The report ranks Citigroup as the top financier of the U.S. coal-fired power plant fleet with $6.5 billion in loans and underwriting, and Barclays as the lead financier of mountaintop removal (MTR) coal mining. Meanwhile, a positive trend is also developing as Wells Fargo and JPMorgan Chase both committed to end their financial relationships with major MTR coal mining companies; both achieved the highest grade in the report card’s five-year history. Goldman Sachs also received recognition for stepping away from the contentious Gateway Pacific Coal Export Terminal proposal in the ecologically sensitive Puget Sound. Citigroup, Bank of America, Morgan Stanley and PNC Financial all received lower grades than in 2013 for their continued financing of MTR.
”The gap is widening between banks who have cut ties with extreme coal companies and those still holding on to those risky relationships," said Ben Collins, Campaigner for Rainforest Action Network’s Energy and Finance Program. "Leading banks are beginning to plan for a carbon-constrained future by moving away from companies that contaminate public water supplies, threaten our climate, and increasingly put shareholders at risk. At this point any company still banking on coal has its head in the sand.”
This year, the report emphasizes the coal industry’s impact on water contamination, including a case study investigating the ten lawsuits filed against Alpha Natural Resources for selenium pollution from MTR mines. Case studies in this year’s report also expose coal industry bankruptcies and risky coal power plant transactions, including bankruptcies at MTR coal producers Patriot Coal and James River Coal, and sales of coal plants involving Dynegy in Illinois and Dominion Energy in Massachusetts.

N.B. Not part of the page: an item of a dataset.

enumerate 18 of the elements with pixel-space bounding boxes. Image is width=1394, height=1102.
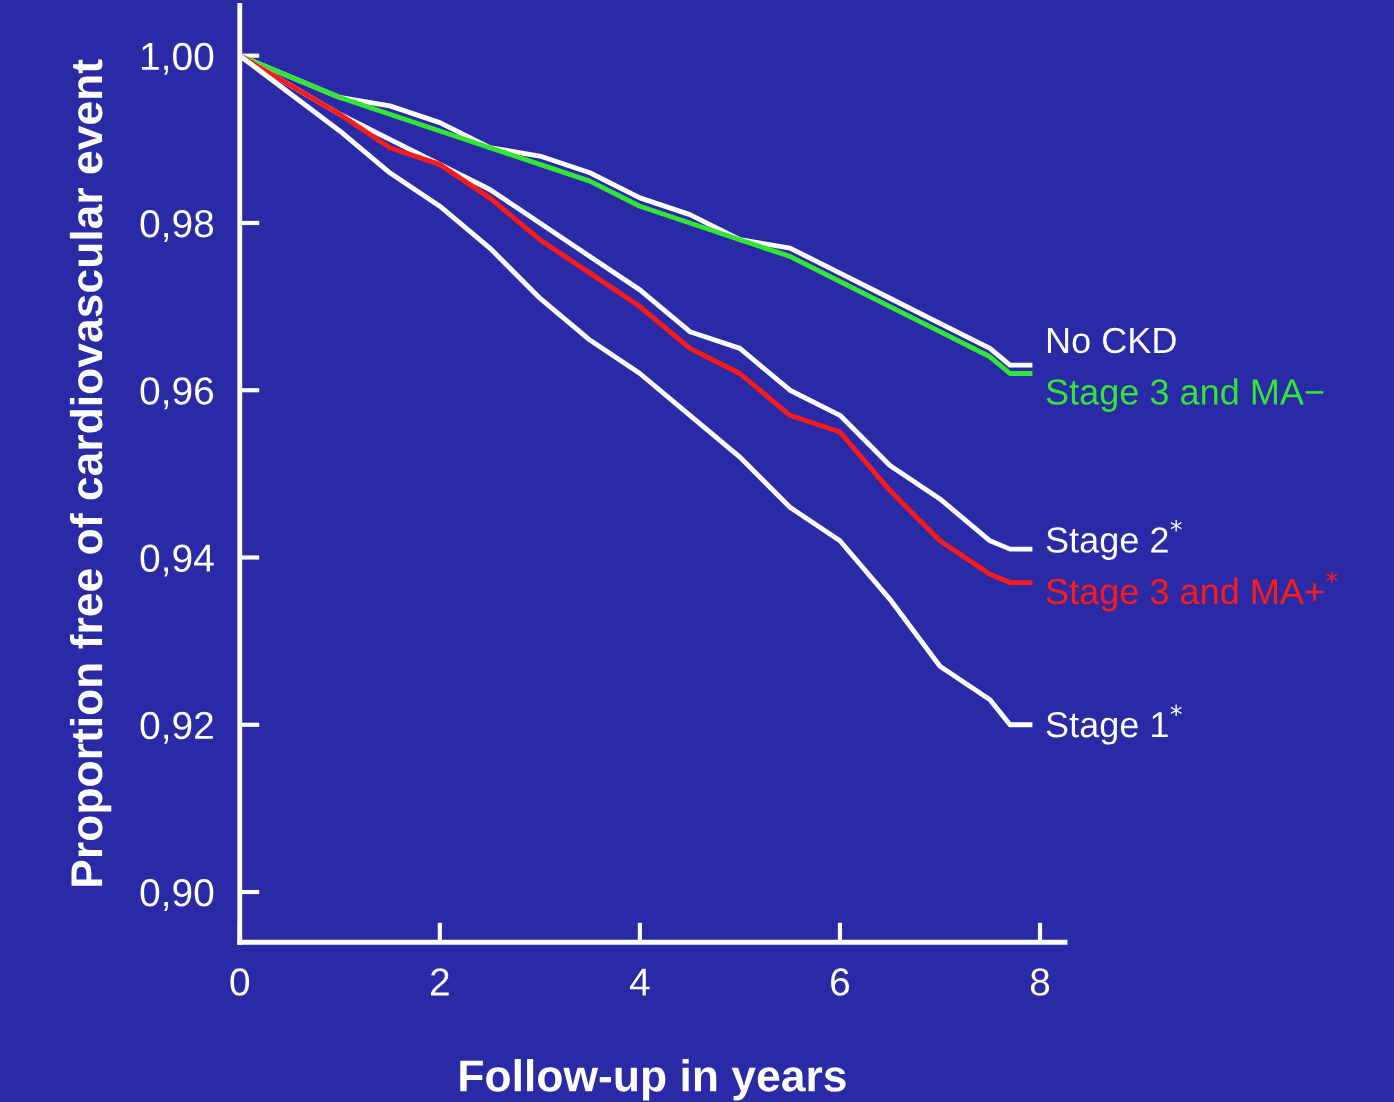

“Mountaintop removal coal mining is destructive not only to the environment but to the economy and health of Appalachians as well,” said Mark Kresowik, a policy analyst for the Beyond Coal Campaign at the Sierra Club. “Over the last year financially prohibitive fines and settlements like those against Arch Coal and Alpha Natural Resources show that MTR is an awful investment for the American banking industry.”
The report urges banks to plan for a carbon-constrained future. Specific recommendations include phasing out lending to producers of mountaintop removal coal and coal-fired power, withholding financing for new coal export terminals and ensuring that coal financing deals commit banks and companies to emissions reductions.